Fig. 2. In vivo efficacy of TKB245 and TKB248 against SARS-CoV-2_NC928-2N^Omicron_BA.1, SARS-CoV-2_UW-5250^Delta and SARS-CoV-2_NCD1288^Omicron_BA.2-infected hACE2-knocked-in mice.

a Five hACE2KI mice per group were challenged intranasally with SARS-CoV-2_NC928-2N^Omicron (5 × 10⁵ PFU) or SARS-CoV-2_UW-5250^Delta (5 × 10⁵ PFU). Two hours later, animals were intraperitoneally administered 100 mg/kg BID TKB245 or vehicle (placebo). Animals were euthanized on 2- and 3-days post infection and lungs collected for determination of virus titers using VeroE6^TMPRSS2 cells. Bars indicate mean values and error bars represent standard deviations. All p values are calculated using the exact Wilcoxon rank-sum test with two-sided, and no multiple adjustment was made.
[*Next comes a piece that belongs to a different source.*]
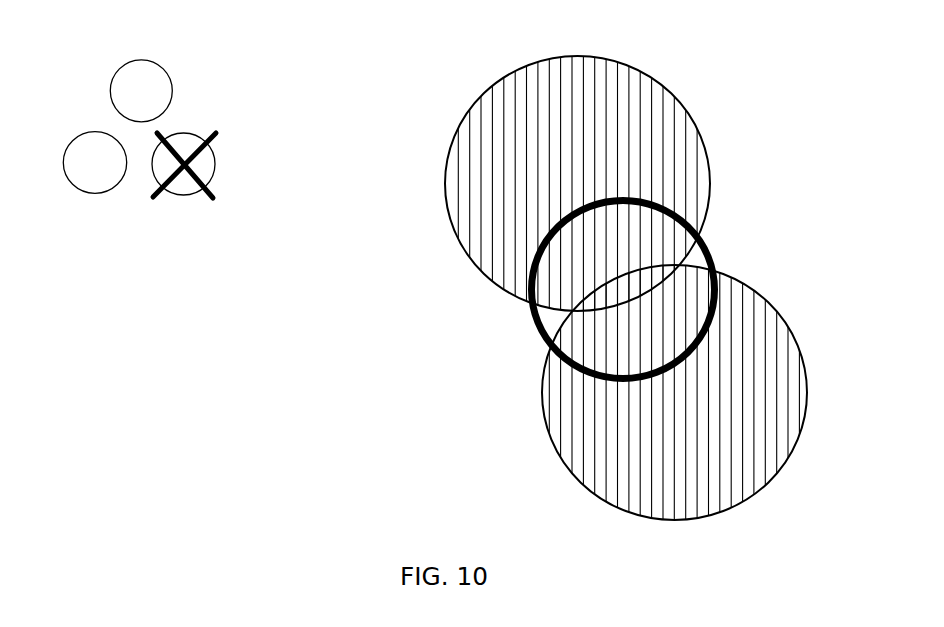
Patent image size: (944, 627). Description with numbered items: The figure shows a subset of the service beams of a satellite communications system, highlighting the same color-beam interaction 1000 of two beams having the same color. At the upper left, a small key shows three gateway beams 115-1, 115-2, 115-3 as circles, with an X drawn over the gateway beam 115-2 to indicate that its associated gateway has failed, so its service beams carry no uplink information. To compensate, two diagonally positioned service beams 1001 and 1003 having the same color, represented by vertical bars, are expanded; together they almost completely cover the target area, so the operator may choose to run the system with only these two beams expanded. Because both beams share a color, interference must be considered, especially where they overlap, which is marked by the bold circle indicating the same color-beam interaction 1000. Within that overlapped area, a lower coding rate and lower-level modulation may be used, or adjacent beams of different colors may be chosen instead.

Source data are provided as a Source Data file. b Five hACE2K mice per group were challenged intranasally with SARS-CoV-2_NC928-2N^Omicron_BA.1 (5 × 10⁵ PFU) or SARS-CoV-2_NCD1288^Omicron_BA.2 (1 × 10⁵ PFU). Two hours later, animals were intraperitoneally administered 120 mg/ kg BID TKB248 or vehicle (placebo). Animals were euthanized on 2- and 3-days post infection and lungs collected for determination of virus titers using VeroE6^TMPRSS2 cells. Bars indicate mean values and error bars represent standard deviations. All p values are calculated using the exact Wilcoxon rank-sum test with two-sided, and no multiple adjustment was made. Source data are provided as a Source Data file.